EDIT: Apparently I am wrong about this, heaters require them but stoves (in the United States) do not. :-( This according to some undated forum posts, plus Wikipedia: https://en.wikipedia.org/wiki/Flame_supervision_device - "SD usage in consumer products differs among political units – in the U.S., FSDs are not required by law or regulation for gas range (or gas stove) top burners and consequently are not present on ranges in the U.S. ".
But I get the impression that modern gas stoves are always pilotless, in which case only the cooking flame would be an issue, which would hopefully always be supervised.
Sorry, I thought you'd said that the solar batteries were your solution.
We have a little dual-fuel generator that can run for quite a while on a barbecue tank (there's usually a full spare around here), and for longer than that on gasoline that could usually be siphoned from the car. It's not hardwired, and it won't heat the house, but it and a couple of long extension cords can keep the freezer from thawing out or the pet snakes from dying of the cold.
Hmm. I guess it might not be universal for stoves, since they're small burners that are always supposed to be used under direct supervision? It's true that an N-burner stove would have to have N thermopiles, too. I'm not sure I've ever used a stove with pilot lights, which may explain my not having seen anything without the thermopile. The pilot-light appliances I've used have been house heaters and water heaters; things with big burners that start by themselves.

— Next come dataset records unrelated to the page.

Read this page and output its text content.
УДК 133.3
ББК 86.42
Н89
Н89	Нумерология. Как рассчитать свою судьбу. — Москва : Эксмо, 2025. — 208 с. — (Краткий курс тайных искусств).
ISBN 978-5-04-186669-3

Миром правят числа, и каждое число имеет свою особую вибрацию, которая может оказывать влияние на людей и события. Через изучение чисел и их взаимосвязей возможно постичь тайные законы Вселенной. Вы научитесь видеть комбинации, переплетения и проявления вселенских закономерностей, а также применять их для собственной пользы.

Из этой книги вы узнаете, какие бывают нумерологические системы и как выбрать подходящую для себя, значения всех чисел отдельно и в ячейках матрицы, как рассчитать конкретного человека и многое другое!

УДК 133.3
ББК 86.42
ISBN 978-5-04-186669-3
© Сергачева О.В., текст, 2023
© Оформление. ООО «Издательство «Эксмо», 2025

I absolutely do believe that they send people around, regardless. I mean, even if you have safety devices, things can happen. And I do think that even a stove could probably be dangerous, if say you were heating water for pasta when the gas went out and forgot to shut off the burner...
Yup: solar, which works for a prolonged blackout (unless the panels are covered by snow or it's fully cloudy).
And then a small amount of batteries (~1kwh) for times when we need some power and there's no sun.